How to Prepare for Couples Therapy

Why should you have to prepare for couples therapy?  If you have been chewed up by years of conflict, if your heart is frozen shut by years of distance and indifference, then maybe you have no strength left to prepare for couples therapy.  For those situations, therapy is come-as-you-are.  Just come in and bring nothing but the thinnest ray of hope that by some miracle things could get a little better.  If that’s all you can do, then that’s enough for us to get started.

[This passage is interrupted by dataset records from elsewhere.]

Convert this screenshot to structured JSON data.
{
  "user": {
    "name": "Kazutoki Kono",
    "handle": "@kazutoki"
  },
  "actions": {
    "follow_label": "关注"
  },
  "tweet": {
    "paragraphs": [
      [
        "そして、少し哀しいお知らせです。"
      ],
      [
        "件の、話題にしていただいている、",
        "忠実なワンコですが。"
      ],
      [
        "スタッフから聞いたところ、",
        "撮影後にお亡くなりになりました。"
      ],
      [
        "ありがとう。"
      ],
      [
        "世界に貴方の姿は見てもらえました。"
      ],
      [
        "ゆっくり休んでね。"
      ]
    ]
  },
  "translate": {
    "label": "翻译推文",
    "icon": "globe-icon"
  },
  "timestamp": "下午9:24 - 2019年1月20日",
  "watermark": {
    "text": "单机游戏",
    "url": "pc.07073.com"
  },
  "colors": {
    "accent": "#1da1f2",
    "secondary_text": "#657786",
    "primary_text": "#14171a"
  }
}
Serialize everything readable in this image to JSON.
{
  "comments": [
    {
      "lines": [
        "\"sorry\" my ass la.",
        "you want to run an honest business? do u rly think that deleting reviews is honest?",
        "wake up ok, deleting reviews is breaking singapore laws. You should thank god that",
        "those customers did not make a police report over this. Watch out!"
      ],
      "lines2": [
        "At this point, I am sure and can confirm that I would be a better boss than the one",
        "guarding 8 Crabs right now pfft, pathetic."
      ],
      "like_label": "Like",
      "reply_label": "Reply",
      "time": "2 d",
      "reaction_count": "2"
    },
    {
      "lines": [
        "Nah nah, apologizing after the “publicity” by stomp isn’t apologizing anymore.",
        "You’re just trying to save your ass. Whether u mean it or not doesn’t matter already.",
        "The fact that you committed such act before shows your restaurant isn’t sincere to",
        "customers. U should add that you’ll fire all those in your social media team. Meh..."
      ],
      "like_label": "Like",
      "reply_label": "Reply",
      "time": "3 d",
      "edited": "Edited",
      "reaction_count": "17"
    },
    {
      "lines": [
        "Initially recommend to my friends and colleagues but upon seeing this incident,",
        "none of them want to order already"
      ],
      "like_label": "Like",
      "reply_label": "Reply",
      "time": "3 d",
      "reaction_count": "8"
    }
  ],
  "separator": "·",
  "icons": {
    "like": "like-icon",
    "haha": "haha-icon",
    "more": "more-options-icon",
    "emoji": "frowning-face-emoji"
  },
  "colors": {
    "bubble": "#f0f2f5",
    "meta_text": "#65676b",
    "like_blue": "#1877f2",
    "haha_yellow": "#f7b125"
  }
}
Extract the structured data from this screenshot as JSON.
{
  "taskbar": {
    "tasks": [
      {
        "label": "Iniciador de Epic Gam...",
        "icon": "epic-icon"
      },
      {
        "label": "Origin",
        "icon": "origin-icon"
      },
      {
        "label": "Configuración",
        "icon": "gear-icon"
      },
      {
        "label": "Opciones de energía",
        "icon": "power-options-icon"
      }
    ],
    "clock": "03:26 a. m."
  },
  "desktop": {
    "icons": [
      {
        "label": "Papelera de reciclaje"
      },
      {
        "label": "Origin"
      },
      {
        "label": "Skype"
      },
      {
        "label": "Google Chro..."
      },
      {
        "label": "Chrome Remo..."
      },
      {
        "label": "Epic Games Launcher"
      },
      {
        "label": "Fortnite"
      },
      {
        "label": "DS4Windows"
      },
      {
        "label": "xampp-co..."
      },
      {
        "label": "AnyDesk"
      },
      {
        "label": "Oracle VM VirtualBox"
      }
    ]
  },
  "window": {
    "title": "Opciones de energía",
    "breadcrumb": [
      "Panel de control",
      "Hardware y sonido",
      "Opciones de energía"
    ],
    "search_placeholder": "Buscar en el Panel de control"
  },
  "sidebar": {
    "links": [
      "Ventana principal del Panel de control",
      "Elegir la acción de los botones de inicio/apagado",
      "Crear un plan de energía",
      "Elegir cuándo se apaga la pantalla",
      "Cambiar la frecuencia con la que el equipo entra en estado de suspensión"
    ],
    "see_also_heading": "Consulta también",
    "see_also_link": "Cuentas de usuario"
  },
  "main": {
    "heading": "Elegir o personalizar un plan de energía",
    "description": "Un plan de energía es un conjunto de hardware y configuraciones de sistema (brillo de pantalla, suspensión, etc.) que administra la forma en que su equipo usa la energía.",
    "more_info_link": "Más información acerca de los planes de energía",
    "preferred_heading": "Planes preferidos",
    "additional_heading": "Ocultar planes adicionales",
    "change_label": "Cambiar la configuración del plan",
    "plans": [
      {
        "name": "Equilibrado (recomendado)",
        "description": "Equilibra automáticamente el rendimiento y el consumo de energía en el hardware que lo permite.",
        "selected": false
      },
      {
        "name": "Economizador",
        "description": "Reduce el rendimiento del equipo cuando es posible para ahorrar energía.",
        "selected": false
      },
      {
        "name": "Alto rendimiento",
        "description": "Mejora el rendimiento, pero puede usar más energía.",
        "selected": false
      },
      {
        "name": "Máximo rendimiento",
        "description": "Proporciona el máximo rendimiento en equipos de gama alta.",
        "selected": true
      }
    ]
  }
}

But if you feel crushed by relentless anger or loneliness, and you have no strength to do anything, except you are capable of a small mental act, a simple thought or a mental image, then this is already a good start.  Then ask yourself, “What kind of relationship would you like to have with your partner?”  This does not have to feel realistic today.  You don’t have to believe right now that your partner is willing and able to work with you toward this ideal.  Just find a couple of words, or even just one word, to describe what you want is enough.  If you came up with a word or a few words for the relationship goal, that’s great.  In therapy, knowing what you want is an important step forward.  Let’s take another step forward.

Think about the role models of the kind of marriage that you want.  This could be your own parents if you want the kind of relationship they had.  Or this could be your relatives or friends.  What character qualities did they have that made it possible for them to have this kind of relationship?  What values did they have?  How did they act towards one another?  How did they get along when things were good?  How did they resolve disagreements?

Once you have this role model in your mind, consider what qualities you need to contribute to the creation of the kind of relationship you want.  It does not matter if you don’t have these qualities right now, and you are not sure how to develop them.  It is my job to help you develop or discover these qualities within yourself and to make the process inspiring, pleasant, and fun.  All you need to do now is to imagine and name these qualities.

There will be some things you will need to bring to the table to bring about positive change.  First, you will need to spend time.  You might prefer recreation to couples therapy or might prefer to deal with other problems.  But if you want a better relationship, you will need to invest some time.

Second, you will need to give up some emotional comfort and use it make an investment in couples therapy.  There is not a lot of comfort in a marriage that does not work, but that’s the devil that you know.  In couples therapy, you can exchange the emotional “comfort” of being used to doing nothing about conflict and loneliness for the discomfort of trying new ways of thinking and behaving.

Being vulnerable rather than confrontational might be uncomfortable, but it’s the only way to have peace in your relationship.  Thinking about whether you are living according to your values is tiring.  You might decide that your values are calling on you to do something differently.  But who should you listen to, if not your own values?

After listing several Do’s, I want to mention one Don’t:  Don’t approach explosive subjects with your partner before you start couples therapy.  Leave those for therapy, where they can be defused.

There are many more questions or exercises that can orient partners away from conflict and toward dialog and collaboration.  These will be addressed in future articles.